1769-02-24, de Joseph Audra à Voltaire [François Marie Arouet].

Je vous envoye Mon vénérable patriarche, la portion de la procédure que nous avons extraitte.
Vous recevrez le reste par le premier courier. Nous l'avons toute lue: et il est sûr que l'alibi est bien prouvé et n'est contredit par personne. Mais d'autre part vous verrez par les charges, que le père avoit trop de zèle pour sa façon de penser et qu'il est presque impossible de croire que lui, sa femme et le cousin n'aient quelque fois maltraité cette fille qui avoit dans sa teste tantôt bonne tantôt mauvaise, une autre façon de penser qu'eux. Ces torts assez graves, et qui rendent très difficiles le relaxe ou renvoi d'accusation, exigent plus que jamais que Mr Sudre ne soit pas chargé de cette affaire et que ce soit mr Lacroix. Il est si agréable à Mr le procureur G. que je suis persuadé qu'il obtiendra des conclusions favorables que l'on pourra faire passer au jugement; autrement il seroit à craindre que le père ne fût admonesté ou même banni pour quelque tems.

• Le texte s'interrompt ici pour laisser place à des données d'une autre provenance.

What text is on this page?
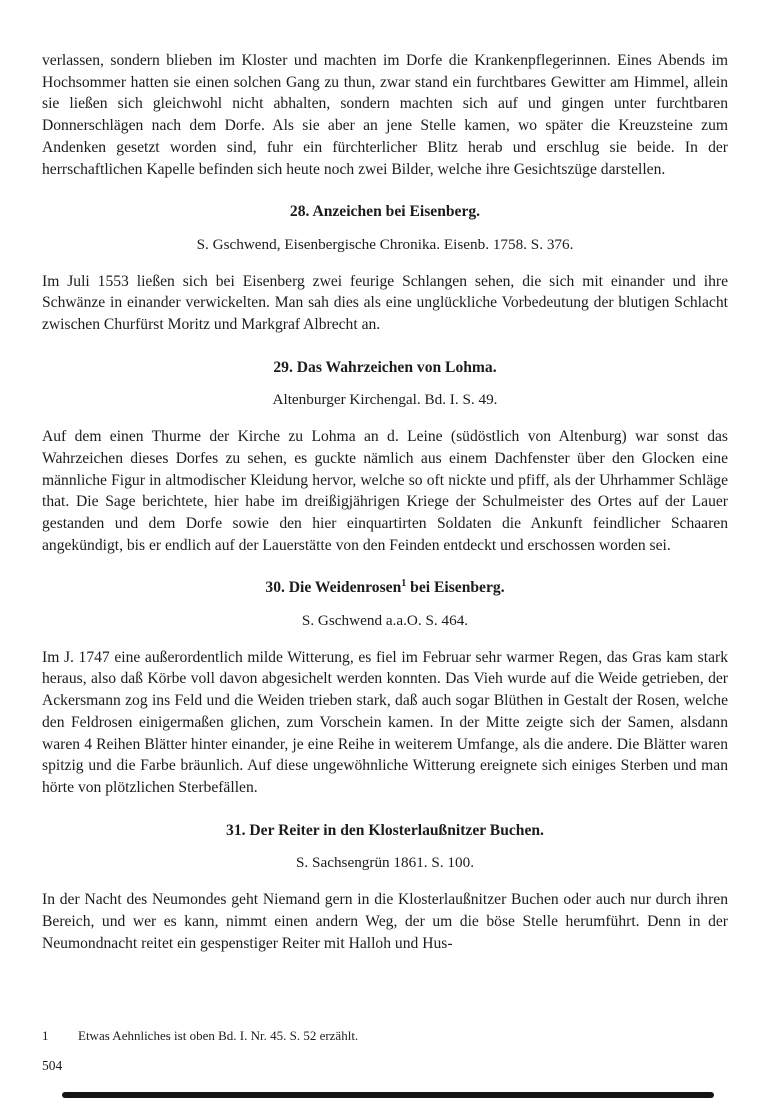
verlassen, sondern blieben im Kloster und machten im Dorfe die Krankenpflegerinnen. Eines Abends im Hochsommer hatten sie einen solchen Gang zu thun, zwar stand ein furchtbares Gewitter am Himmel, allein sie ließen sich gleichwohl nicht abhalten, sondern machten sich auf und gingen unter furchtbaren Donnerschlägen nach dem Dorfe. Als sie aber an jene Stelle kamen, wo später die Kreuzsteine zum Andenken gesetzt worden sind, fuhr ein fürchterlicher Blitz herab und erschlug sie beide. In der herrschaftlichen Kapelle befinden sich heute noch zwei Bilder, welche ihre Gesichtszüge darstellen.

28. Anzeichen bei Eisenberg.

S. Gschwend, Eisenbergische Chronika. Eisenb. 1758. S. 376.

Im Juli 1553 ließen sich bei Eisenberg zwei feurige Schlangen sehen, die sich mit einander und ihre Schwänze in einander verwickelten. Man sah dies als eine unglückliche Vorbedeutung der blutigen Schlacht zwischen Churfürst Moritz und Markgraf Albrecht an.

29. Das Wahrzeichen von Lohma.

Altenburger Kirchengal. Bd. I. S. 49.

Auf dem einen Thurme der Kirche zu Lohma an d. Leine (südöstlich von Altenburg) war sonst das Wahrzeichen dieses Dorfes zu sehen, es guckte nämlich aus einem Dachfenster über den Glocken eine männliche Figur in altmodischer Kleidung hervor, welche so oft nickte und pfiff, als der Uhrhammer Schläge that. Die Sage berichtete, hier habe im dreißigjährigen Kriege der Schulmeister des Ortes auf der Lauer gestanden und dem Dorfe sowie den hier einquartirten Soldaten die Ankunft feindlicher Schaaren angekündigt, bis er endlich auf der Lauerstätte von den Feinden entdeckt und erschossen worden sei.

30. Die Weidenrosen$^1$ bei Eisenberg.

S. Gschwend a.a.O. S. 464.

Im J. 1747 eine außerordentlich milde Witterung, es fiel im Februar sehr warmer Regen, das Gras kam stark heraus, also daß Körbe voll davon abgesichelt werden konnten. Das Vieh wurde auf die Weide getrieben, der Ackersmann zog ins Feld und die Weiden trieben stark, daß auch sogar Blüthen in Gestalt der Rosen, welche den Feldrosen einigermaßen glichen, zum Vorschein kamen. In der Mitte zeigte sich der Samen, alsdann waren 4 Reihen Blätter hinter einander, je eine Reihe in weiterem Umfange, als die andere. Die Blätter waren spitzig und die Farbe bräunlich. Auf diese ungewöhnliche Witterung ereignete sich einiges Sterben und man hörte von plötzlichen Sterbefällen.

31. Der Reiter in den Klosterlaußnitzer Buchen.

S. Sachsengrün 1861. S. 100.

In der Nacht des Neumondes geht Niemand gern in die Klosterlaußnitzer Buchen oder auch nur durch ihren Bereich, und wer es kann, nimmt einen andern Weg, der um die böse Stelle herumführt. Denn in der Neumondnacht reitet ein gespenstiger Reiter mit Halloh und Hus-

1	Etwas Aehnliches ist oben Bd. I. Nr. 45. S. 52 erzählt.
504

La continuation de l'extrait de la procédure que je vous enverrai, contiendra de nouvelles charges toutes désagréables, et il n'y a de bien dit que l'alibi prouvé et non contredit. Vous voyez donc que ceci est une affaire de faveur et de la plus grande circonspection. Mon ami demande de vous rester encore inconnu afin de vous mieux servir.

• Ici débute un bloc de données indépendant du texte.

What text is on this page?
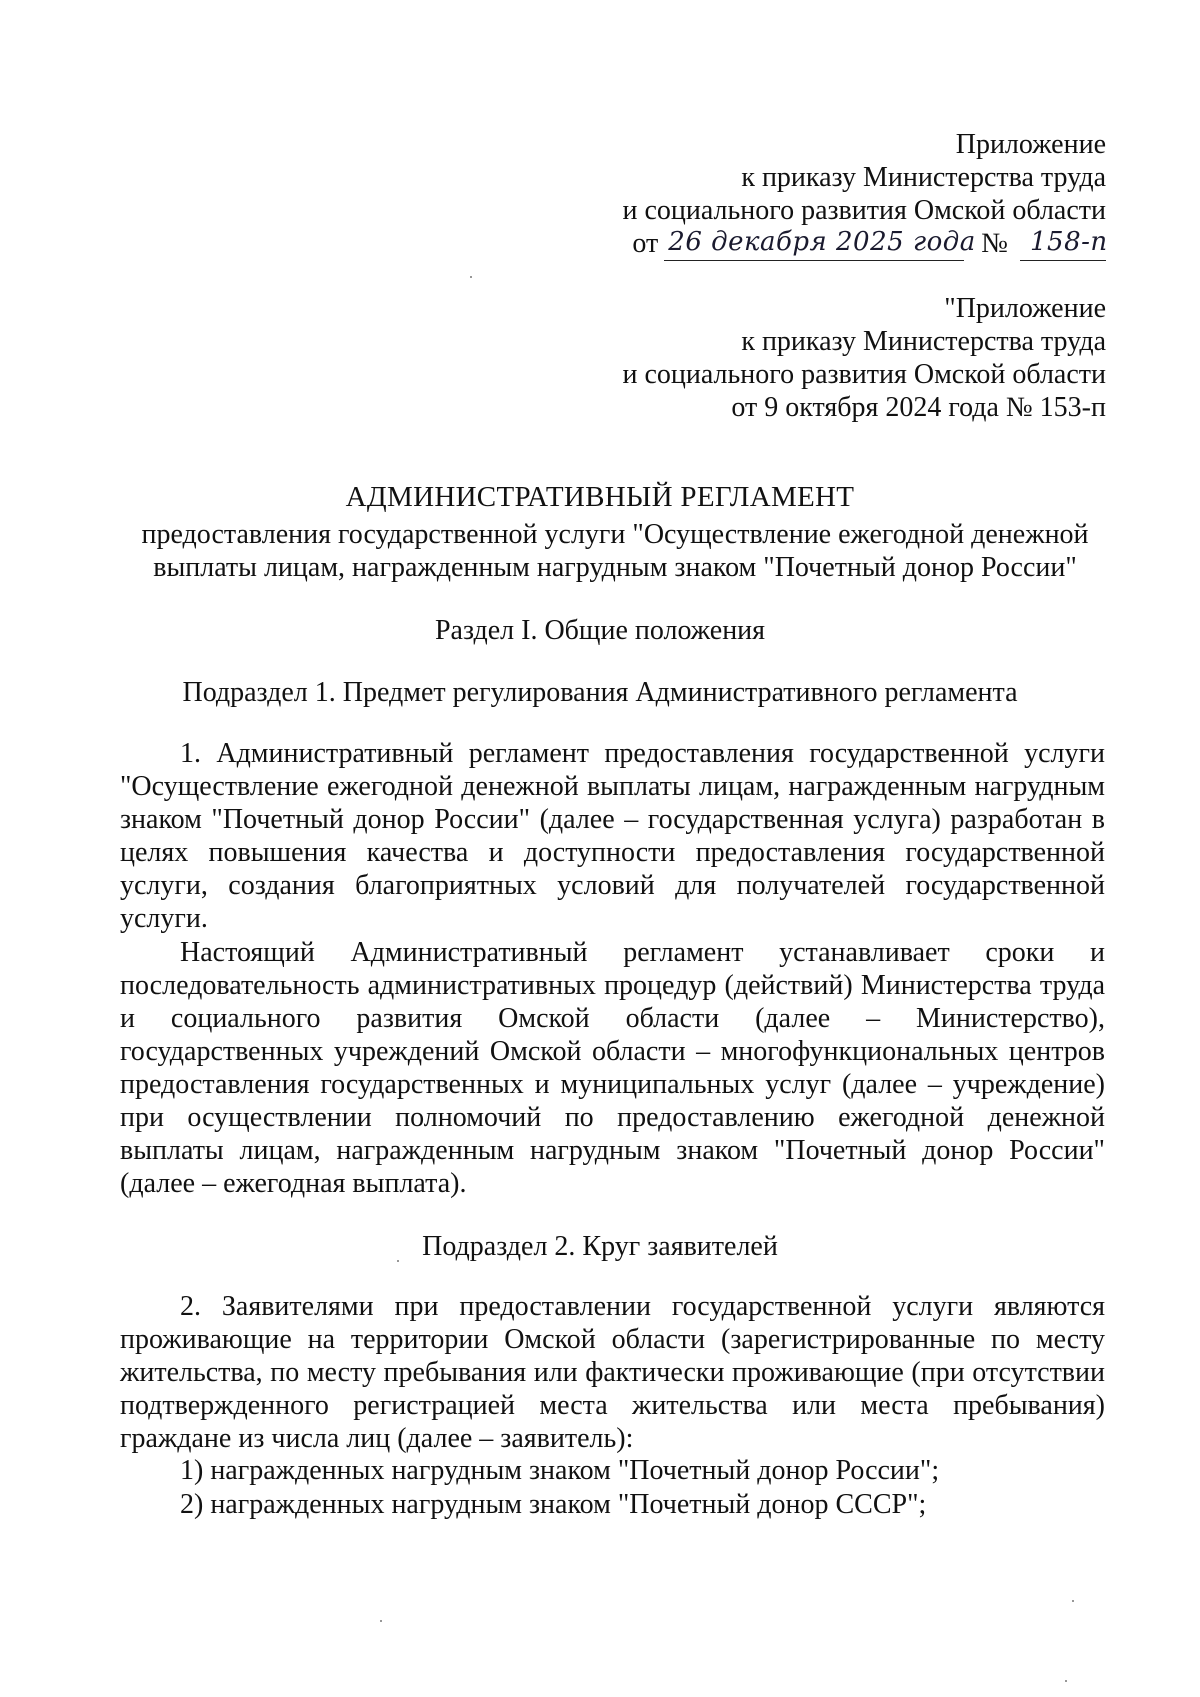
Приложение
к приказу Министерства труда
и социального развития Омской области
от 26 декабря 2025 года № 158-п
"Приложение
к приказу Министерства труда
и социального развития Омской области
от 9 октября 2024 года № 153-п
АДМИНИСТРАТИВНЫЙ РЕГЛАМЕНТ
предоставления государственной услуги "Осуществление ежегодной денежной выплаты лицам, награжденным нагрудным знаком "Почетный донор России"
Раздел I. Общие положения
Подраздел 1. Предмет регулирования Административного регламента
1. Административный регламент предоставления государственной услуги "Осуществление ежегодной денежной выплаты лицам, награжденным нагрудным знаком "Почетный донор России" (далее – государственная услуга) разработан в целях повышения качества и доступности предоставления государственной услуги, создания благоприятных условий для получателей государственной услуги.
Настоящий Административный регламент устанавливает сроки и последовательность административных процедур (действий) Министерства труда и социального развития Омской области (далее – Министерство), государственных учреждений Омской области – многофункциональных центров предоставления государственных и муниципальных услуг (далее – учреждение) при осуществлении полномочий по предоставлению ежегодной денежной выплаты лицам, награжденным нагрудным знаком "Почетный донор России" (далее – ежегодная выплата).
Подраздел 2. Круг заявителей
2. Заявителями при предоставлении государственной услуги являются проживающие на территории Омской области (зарегистрированные по месту жительства, по месту пребывания или фактически проживающие (при отсутствии подтвержденного регистрацией места жительства или места пребывания) граждане из числа лиц (далее – заявитель):
1) награжденных нагрудным знаком "Почетный донор России";
2) награжденных нагрудным знаком "Почетный донор СССР";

Lorsque vous m'écrivez ne parlez pas de lui, écartez entièrement les Calas, parlez avec la plus grande modération, plaignez L'accusé, et peignez ses souffrances dans un pays étranger. Rendez témoignage à sa bonne conduite, mais rien de plus. En un mot faites une lettre ostensible dans l'occasion à de zélés catholiques et cependant honnêtes gens. Elle ne fera que plus de fortune auprès des sages dont le nombre augmente chaque jour.

J'ai numéroté les témoins par des chiffres. Le mot de simple employé souvent veut dire insensé.

Adieu Mon vénérable papa. Aimez votre fils et comptez sur lui.